Haven’s Child

Haven’s child they called me. I was well into learning my letters before I realised that ‘haven’ was not always synonymous with bastard, foundling, unwanted.

I had a roof over my head with the schoolmaster, but I was always aware I was an outsider. A burden. Fortunate not to have been left to starve. By no means would you have called it a home. The local children sometimes deigned to play with me, but I was always picked last for the teams, after even the kid who couldn’t catch or run. There’s a school of thought that says you can’t miss what you’ve never had, but I knew – I knew the way I grew up was different to most others. I knew they would go home at night to parents who loved them. The master never hugged me, but I yearned for some friendly touch.

Not to give the impression I was neglected, or beaten, because I wasn’t. I was treated scrupulously fairly by the school owners who had adopted me as their duty. I was fed, clothed, taught right from wrong, given free run of the town library when it became obvious I hungered for the written word.

But never once was I congratulated for getting good grades. It was just expected off me. There was no one to turn to when the local kids taunted me with names. The good-wives of the district would whisper about me at gatherings, before staring pointedly in my direction.

No one ever told me what I had done to deserve such treatment. Just the act of being left as a mewling bundle in a cradle on the guesthouse doorstep after the travellers had passed through town, was enough to condemn me.

Gypsy-get. I had wanderers-blood in my veins, so there was no point in getting attached to me. One day I’d just be gone, like my people before me. No loyalty to any but my own kind, the gossiping wives would mutter darkly, crossing the street so their darling children would not be polluted by my touch. No matter that I looked like no Traveller ever had, with my thick, curling soft brown hair, honey-pale skin and storm grey eyes. I still looked different to the village stock of tall blondes, and sometimes that was enough.

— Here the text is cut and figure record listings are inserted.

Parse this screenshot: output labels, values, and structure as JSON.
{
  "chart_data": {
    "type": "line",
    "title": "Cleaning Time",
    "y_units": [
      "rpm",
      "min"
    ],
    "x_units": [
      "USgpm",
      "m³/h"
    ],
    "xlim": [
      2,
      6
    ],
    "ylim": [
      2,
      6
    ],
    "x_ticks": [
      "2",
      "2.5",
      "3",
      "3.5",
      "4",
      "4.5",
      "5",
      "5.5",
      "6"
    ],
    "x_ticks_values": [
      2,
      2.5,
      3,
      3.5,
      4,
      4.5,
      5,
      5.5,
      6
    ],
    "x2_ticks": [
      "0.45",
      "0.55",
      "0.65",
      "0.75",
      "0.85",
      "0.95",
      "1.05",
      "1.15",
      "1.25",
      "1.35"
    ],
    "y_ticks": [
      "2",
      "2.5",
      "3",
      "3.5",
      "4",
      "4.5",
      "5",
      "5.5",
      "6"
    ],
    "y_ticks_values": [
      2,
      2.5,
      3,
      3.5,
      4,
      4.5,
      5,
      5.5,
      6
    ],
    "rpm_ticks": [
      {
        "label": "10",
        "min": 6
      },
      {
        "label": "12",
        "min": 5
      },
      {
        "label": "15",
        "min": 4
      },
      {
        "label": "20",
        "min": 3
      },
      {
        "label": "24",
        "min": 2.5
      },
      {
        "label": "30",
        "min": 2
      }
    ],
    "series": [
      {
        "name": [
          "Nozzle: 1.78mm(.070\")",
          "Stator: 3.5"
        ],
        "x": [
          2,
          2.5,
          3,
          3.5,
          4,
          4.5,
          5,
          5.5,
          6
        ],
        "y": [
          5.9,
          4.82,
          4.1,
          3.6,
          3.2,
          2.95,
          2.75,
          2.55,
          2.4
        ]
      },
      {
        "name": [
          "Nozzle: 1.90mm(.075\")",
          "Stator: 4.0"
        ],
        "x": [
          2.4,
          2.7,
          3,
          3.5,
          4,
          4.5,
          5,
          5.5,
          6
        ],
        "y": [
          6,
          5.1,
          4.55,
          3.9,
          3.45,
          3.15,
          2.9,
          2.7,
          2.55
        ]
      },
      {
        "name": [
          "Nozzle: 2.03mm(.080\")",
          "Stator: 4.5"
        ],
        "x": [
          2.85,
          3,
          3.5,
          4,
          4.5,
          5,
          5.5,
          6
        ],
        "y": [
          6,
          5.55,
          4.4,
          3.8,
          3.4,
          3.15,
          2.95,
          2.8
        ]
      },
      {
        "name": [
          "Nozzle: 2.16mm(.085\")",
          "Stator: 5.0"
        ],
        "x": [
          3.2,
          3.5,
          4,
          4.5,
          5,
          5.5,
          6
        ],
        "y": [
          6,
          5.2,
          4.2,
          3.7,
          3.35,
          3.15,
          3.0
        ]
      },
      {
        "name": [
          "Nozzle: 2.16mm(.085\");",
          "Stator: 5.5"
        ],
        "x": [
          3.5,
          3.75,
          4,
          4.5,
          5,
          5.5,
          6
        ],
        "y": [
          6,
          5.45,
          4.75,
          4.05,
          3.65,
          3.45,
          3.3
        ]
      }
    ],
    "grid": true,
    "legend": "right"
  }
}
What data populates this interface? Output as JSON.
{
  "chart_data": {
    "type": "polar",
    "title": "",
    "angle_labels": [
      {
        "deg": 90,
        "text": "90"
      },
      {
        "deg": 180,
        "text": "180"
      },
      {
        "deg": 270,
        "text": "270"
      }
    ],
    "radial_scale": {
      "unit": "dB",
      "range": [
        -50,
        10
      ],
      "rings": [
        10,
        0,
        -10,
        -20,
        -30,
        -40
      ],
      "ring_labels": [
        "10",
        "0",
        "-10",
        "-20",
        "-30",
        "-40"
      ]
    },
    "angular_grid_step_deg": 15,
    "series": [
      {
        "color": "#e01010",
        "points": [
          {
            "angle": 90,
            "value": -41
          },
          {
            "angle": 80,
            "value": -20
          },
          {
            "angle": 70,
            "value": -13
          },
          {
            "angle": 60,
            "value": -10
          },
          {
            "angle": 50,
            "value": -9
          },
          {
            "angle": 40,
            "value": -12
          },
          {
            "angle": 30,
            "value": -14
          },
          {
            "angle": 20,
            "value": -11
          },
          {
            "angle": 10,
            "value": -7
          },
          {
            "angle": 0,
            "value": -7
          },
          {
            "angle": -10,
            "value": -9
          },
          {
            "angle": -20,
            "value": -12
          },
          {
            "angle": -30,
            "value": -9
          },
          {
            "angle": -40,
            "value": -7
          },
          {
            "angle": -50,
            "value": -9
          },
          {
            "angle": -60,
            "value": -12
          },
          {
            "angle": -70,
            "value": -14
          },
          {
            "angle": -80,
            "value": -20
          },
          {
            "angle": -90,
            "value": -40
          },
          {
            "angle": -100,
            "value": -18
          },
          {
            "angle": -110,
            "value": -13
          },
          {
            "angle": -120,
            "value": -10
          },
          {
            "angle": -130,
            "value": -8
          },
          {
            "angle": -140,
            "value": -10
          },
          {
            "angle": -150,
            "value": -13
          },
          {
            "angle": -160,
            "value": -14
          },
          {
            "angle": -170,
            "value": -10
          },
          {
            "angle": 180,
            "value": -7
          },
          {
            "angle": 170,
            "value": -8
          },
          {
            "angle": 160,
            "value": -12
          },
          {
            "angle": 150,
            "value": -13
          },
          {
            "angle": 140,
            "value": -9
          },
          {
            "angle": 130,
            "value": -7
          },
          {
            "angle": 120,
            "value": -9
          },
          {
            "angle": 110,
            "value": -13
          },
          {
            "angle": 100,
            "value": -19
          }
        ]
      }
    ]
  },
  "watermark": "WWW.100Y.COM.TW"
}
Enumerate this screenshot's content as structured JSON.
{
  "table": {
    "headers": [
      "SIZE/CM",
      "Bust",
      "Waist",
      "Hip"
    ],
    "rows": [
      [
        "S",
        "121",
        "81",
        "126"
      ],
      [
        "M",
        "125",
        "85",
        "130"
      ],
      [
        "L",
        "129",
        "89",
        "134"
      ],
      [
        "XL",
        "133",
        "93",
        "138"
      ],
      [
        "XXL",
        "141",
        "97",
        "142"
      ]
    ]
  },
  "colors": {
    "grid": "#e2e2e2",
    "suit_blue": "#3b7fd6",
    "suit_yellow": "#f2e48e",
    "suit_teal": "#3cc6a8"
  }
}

When they could look past the colour of my skin, there was still the problem of my charity status. Living off the goodness of others endeared me to no one. The stigma was there; haven had been claimed for me. Whilst no one would dare deny the right of all of god’s creations to claim haven, our region had grown apart from following the older ways. Automatic, unthinking hospitality had decreased as the wealth of the area increased. Where once I might have been absorbed whole-heartedly into the community, considered no different than a native child, now I lived on sufferance. I shamed them as I walked among them. And that endeared me to the populous even less.